IN a general election, all the talk is normally about who’s making the political weather. But over the last week, instead, it’s been the weather making our politics – and exposing its shortcomings.
I think many voters will feel that if there was a party called “None of the Above” running in this election, it might well get a landslide victory.
When I spoke to my own family in Rotherham at the end of last week, having only been there days before, it was already clear how bad the flooding in Yorkshire was.
They were safe and sound but other people just a few miles down the road were badly caught up in events. Some were stuck in local shopping centres including Sheffield’s Meadowhall and Parkgate in Rotherham, others saw their businesses and homes badly damaged.
This was a crisis that needed a Government-led, co-ordinated response within five hours.

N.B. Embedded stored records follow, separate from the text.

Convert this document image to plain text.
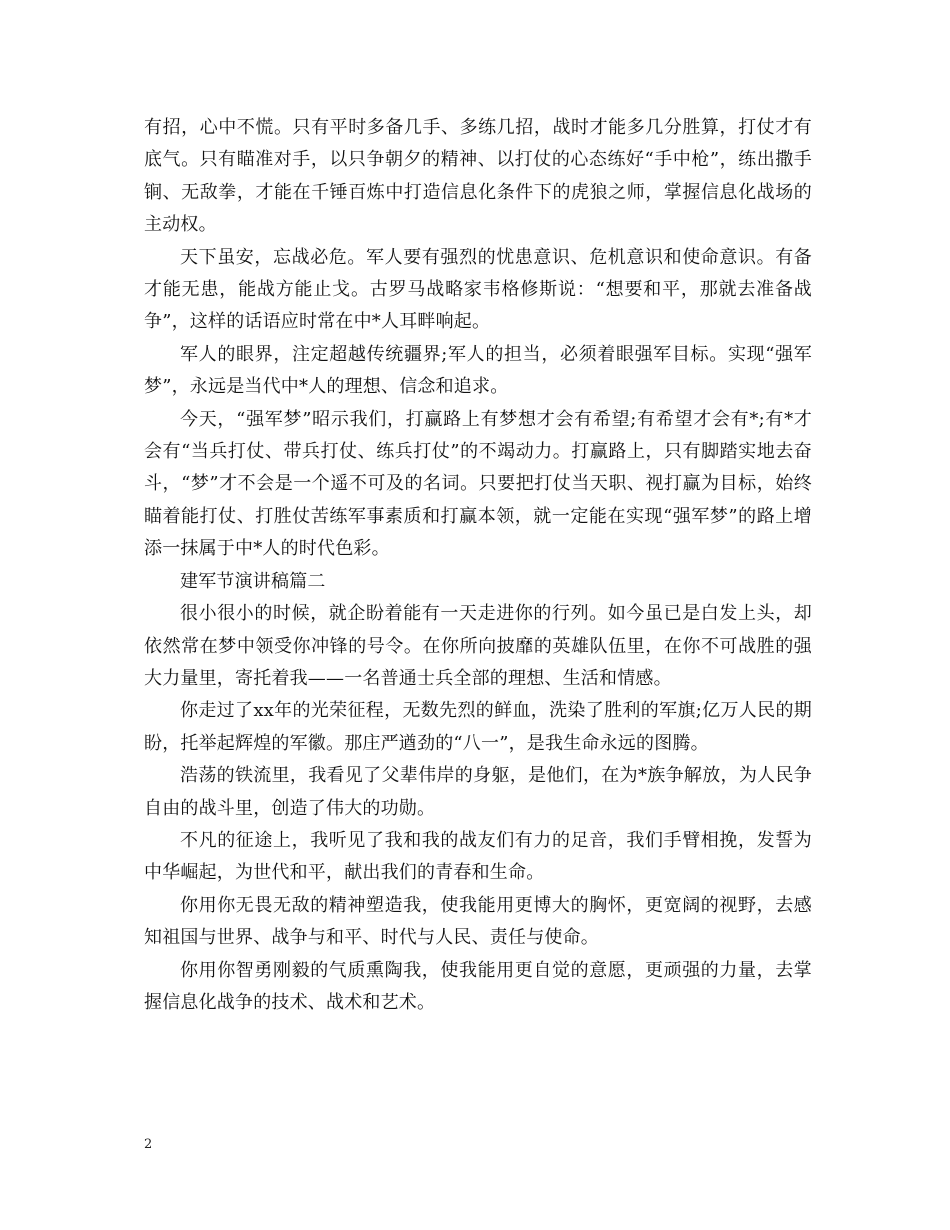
有招，心中不慌。只有平时多备几手、多练几招，战时才能多几分胜算，打仗才有底气。只有瞄准对手，以只争朝夕的精神、以打仗的心态练好“手中枪”，练出撒手锏、无敌拳，才能在千锤百炼中打造信息化条件下的虎狼之师，掌握信息化战场的主动权。

天下虽安，忘战必危。军人要有强烈的忧患意识、危机意识和使命意识。有备才能无患，能战方能止戈。古罗马战略家韦格修斯说：“想要和平，那就去准备战争”，这样的话语应时常在中*人耳畔响起。

军人的眼界，注定超越传统疆界;军人的担当，必须着眼强军目标。实现“强军梦”，永远是当代中*人的理想、信念和追求。

今天，“强军梦”昭示我们，打赢路上有梦想才会有希望;有希望才会有*;有*才会有“当兵打仗、带兵打仗、练兵打仗”的不竭动力。打赢路上，只有脚踏实地去奋斗，“梦”才不会是一个遥不可及的名词。只要把打仗当天职、视打赢为目标，始终瞄着能打仗、打胜仗苦练军事素质和打赢本领，就一定能在实现“强军梦”的路上增添一抹属于中*人的时代色彩。

建军节演讲稿篇二

很小很小的时候，就企盼着能有一天走进你的行列。如今虽已是白发上头，却依然常在梦中领受你冲锋的号令。在你所向披靡的英雄队伍里，在你不可战胜的强大力量里，寄托着我——一名普通士兵全部的理想、生活和情感。

你走过了xx年的光荣征程，无数先烈的鲜血，洗染了胜利的军旗;亿万人民的期盼，托举起辉煌的军徽。那庄严遒劲的“八一”，是我生命永远的图腾。

浩荡的铁流里，我看见了父辈伟岸的身躯，是他们，在为*族争解放，为人民争自由的战斗里，创造了伟大的功勋。

不凡的征途上，我听见了我和我的战友们有力的足音，我们手臂相挽，发誓为中华崛起，为世代和平，献出我们的青春和生命。

你用你无畏无敌的精神塑造我，使我能用更博大的胸怀，更宽阔的视野，去感知祖国与世界、战争与和平、时代与人民、责任与使命。

你用你智勇刚毅的气质熏陶我，使我能用更自觉的意愿，更顽强的力量，去掌握信息化战争的技术、战术和艺术。

2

Instead it took five days before Ministers seemed to get a grip, which was totally unacceptable.
Those running our Government, consumed by the Brexit Game of Thrones, seem to have forgotten that in the end politics isn’t about game-playing in Westminster. It’s about real people, and real lives. And with power comes responsibility.
As the Prime Minister said himself, the buck stops with him. He might not be responsible for the terrible weather, but he was responsible for ensuring the Government response to it was swift and effective. It wasn’t. That’s why he found himself in the eye of a storm of his own making this week. Less of a natural weather disaster, more of a man-made political one.

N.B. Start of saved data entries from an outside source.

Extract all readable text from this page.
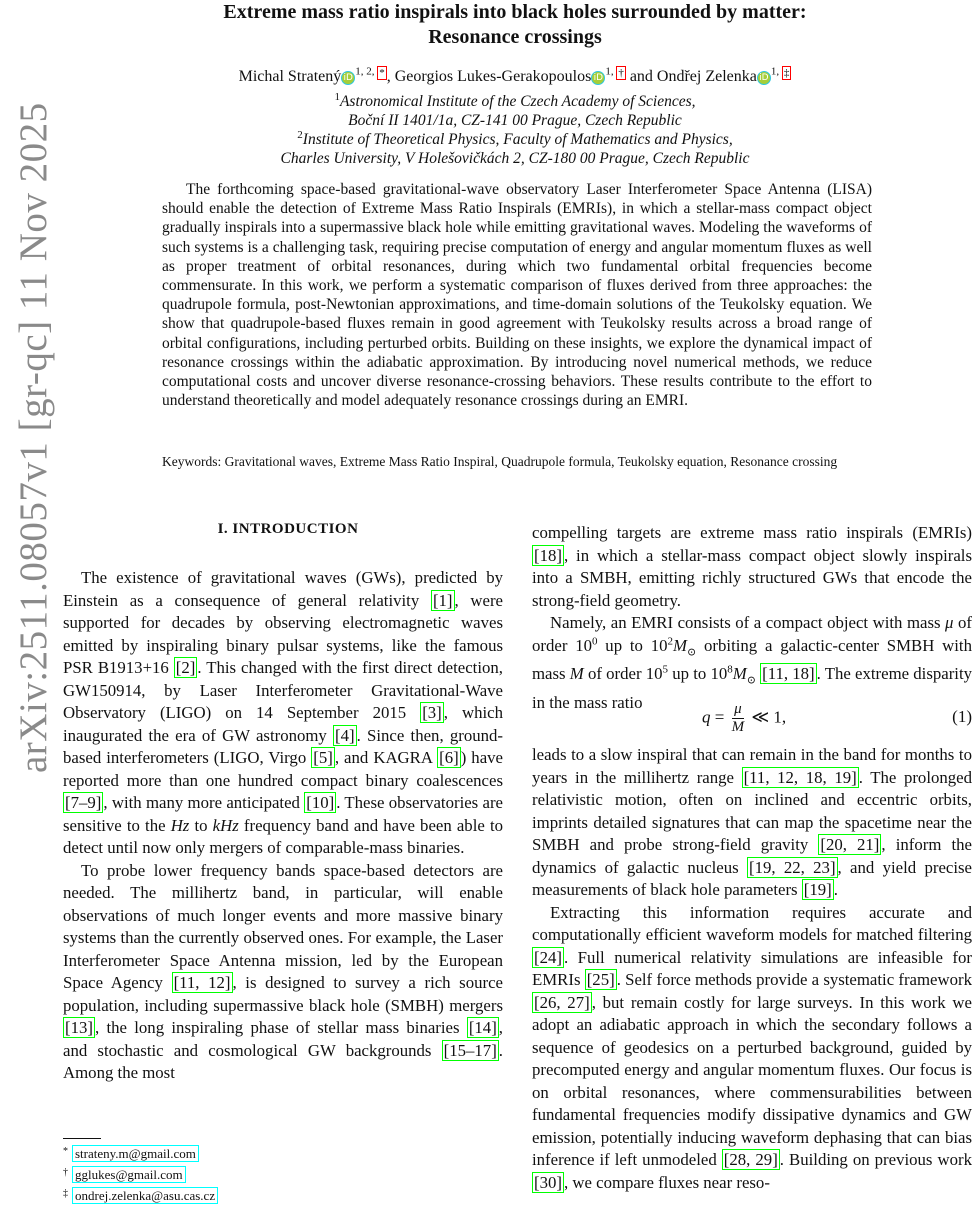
arXiv:2511.08057v1 [gr-qc] 11 Nov 2025
Extreme mass ratio inspirals into black holes surrounded by matter:
Resonance crossings
Michal Stratený $iD^{1, 2,}$ * , Georgios Lukes-Gerakopoulos $iD^{1,}$ † and Ondřej Zelenka $iD^{1,}$ ‡
$^1$Astronomical Institute of the Czech Academy of Sciences,
Boční II 1401/1a, CZ-141 00 Prague, Czech Republic
$^2$Institute of Theoretical Physics, Faculty of Mathematics and Physics,
Charles University, V Holešovičkách 2, CZ-180 00 Prague, Czech Republic
The forthcoming space-based gravitational-wave observatory Laser Interferometer Space Antenna (LISA) should enable the detection of Extreme Mass Ratio Inspirals (EMRIs), in which a stellar-mass compact object gradually inspirals into a supermassive black hole while emitting gravitational waves. Modeling the waveforms of such systems is a challenging task, requiring precise computation of energy and angular momentum fluxes as well as proper treatment of orbital resonances, during which two fundamental orbital frequencies become commensurate. In this work, we perform a systematic comparison of fluxes derived from three approaches: the quadrupole formula, post-Newtonian approximations, and time-domain solutions of the Teukolsky equation. We show that quadrupole-based fluxes remain in good agreement with Teukolsky results across a broad range of orbital configurations, including perturbed orbits. Building on these insights, we explore the dynamical impact of resonance crossings within the adiabatic approximation. By introducing novel numerical methods, we reduce computational costs and uncover diverse resonance-crossing behaviors. These results contribute to the effort to understand theoretically and model adequately resonance crossings during an EMRI.
Keywords: Gravitational waves, Extreme Mass Ratio Inspiral, Quadrupole formula, Teukolsky equation, Resonance crossing
I. INTRODUCTION

The existence of gravitational waves (GWs), predicted by Einstein as a consequence of general relativity [1] , were supported for decades by observing electromagnetic waves emitted by inspiraling binary pulsar systems, like the famous PSR B1913+16 [2] . This changed with the first direct detection, GW150914, by Laser Interferometer Gravitational-Wave Observatory (LIGO) on 14 September 2015 [3] , which inaugurated the era of GW astronomy [4] . Since then, ground-based interferometers (LIGO, Virgo [5] , and KAGRA [6] ) have reported more than one hundred compact binary coalescences [7–9] , with many more anticipated [10] . These observatories are sensitive to the Hz to kHz frequency band and have been able to detect until now only mergers of comparable-mass binaries.

To probe lower frequency bands space-based detectors are needed. The millihertz band, in particular, will enable observations of much longer events and more massive binary systems than the currently observed ones. For example, the Laser Interferometer Space Antenna mission, led by the European Space Agency [11, 12] , is designed to survey a rich source population, including supermassive black hole (SMBH) mergers [13] , the long inspiraling phase of stellar mass binaries [14] , and stochastic and cosmological GW backgrounds [15–17] . Among the most

compelling targets are extreme mass ratio inspirals (EMRIs) [18] , in which a stellar-mass compact object slowly inspirals into a SMBH, emitting richly structured GWs that encode the strong-field geometry.

Namely, an EMRI consists of a compact object with mass μ of order $10^0$ up to $10^2M_⊙$ orbiting a galactic-center SMBH with mass M of order $10^5$ up to $10^8M_⊙$ [11, 18] . The extreme disparity in the mass ratio

$q = \frac{\mu}{M}$ ≪ 1,	(1)

leads to a slow inspiral that can remain in the band for months to years in the millihertz range [11, 12, 18, 19] . The prolonged relativistic motion, often on inclined and eccentric orbits, imprints detailed signatures that can map the spacetime near the SMBH and probe strong-field gravity [20, 21] , inform the dynamics of galactic nucleus [19, 22, 23] , and yield precise measurements of black hole parameters [19] .

Extracting this information requires accurate and computationally efficient waveform models for matched filtering [24] . Full numerical relativity simulations are infeasible for EMRIs [25] . Self force methods provide a systematic framework [26, 27] , but remain costly for large surveys. In this work we adopt an adiabatic approach in which the secondary follows a sequence of geodesics on a perturbed background, guided by precomputed energy and angular momentum fluxes. Our focus is on orbital resonances, where commensurabilities between fundamental frequencies modify dissipative dynamics and GW emission, potentially inducing waveform dephasing that can bias inference if left unmodeled [28, 29] . Building on previous work [30] , we compare fluxes near reso-

* strateny.m@gmail.com
† gglukes@gmail.com
‡ ondrej.zelenka@asu.cas.cz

There should have been no bigger priority over that previous five days than helping people across the Yorkshire region who in many cases had lost just about everything. No wonder some local people wouldn’t shake Boris Johnson’s hand when he finally turned up in South Yorkshire.
Nevertheless, we’ve also seen local communities at their best, pulling together and helping one another, as ever with tireless support from our emergency services and now the army.
It’s been an instinctive reaction from people living side by side. And after the flat-footed response by Government to the floods, politicians must now make some amends by ensuring that not only is there the immediate and emergency clear up support, but that there is also a longer-term plan.
Homes and businesses have been damaged and they will need investment to get the repairs so that people can live and work in them again. The Environment Agency also needs to invest to better protect communities from future floods and that starts with listening to people on the ground, including the farmers who know the land better than anyone.
But it can’t just be about repairing the physical fabric of their communities. There’s social damage too. People’s prospects have been damaged as well as buildings and homes. So, we also need a plan to help people in communities get their lives back on track too.
If we really want to support the communities badly affected by the floods, then the investment should take its cue from the way they have courageously pulled together during this crisis. What we’ve all seen is the community spirit and Yorkshire grit that’s there all year round – crisis or no crisis.
The real sense of community means that people are always ready to step forward to help one another, but it also means they know what needs to be done to fix the problems. It’s a powerful combination and Government should get behind that.
That was my approach as Secretary of State for Education, when I put three Opportunity Areas in the Yorkshire region – Bradford, Doncaster and the North Yorkshire coast. These are plans centred around a local team – teachers, businesses, and communities working together for better schools for children and young people. And they’re already starting to bear fruit and deliver better education results, which is why it’s good news that Ministers have given new funding for all 12 Opportunity Areas across the country to continue their work.
Equally, I’ve seen the very same community spirit and determination with my work on the Social Mobility Pledge. It’s striking how many businesses and universities from the region stepped forward to spread opportunity more widely – both universities in York, Bradford University, businesses like PwC setting up a brand new office in Bradford and many others that have got involved. In the months to come I want to help all those organisations work together to really lift opportunity in the region.
The Yorkshire floods have shown the best of the people on the ground. If politicians learn anything from this past week, I hope it’s that investing in the grass roots – people and communities – is how you really get change.
The reality is it doesn’t take a crisis for communities in this region to work together. They’re already doing it everyday, supporting one another. Yorkshire’s biggest asset is its people. Now Ministers must believe in the people and back them.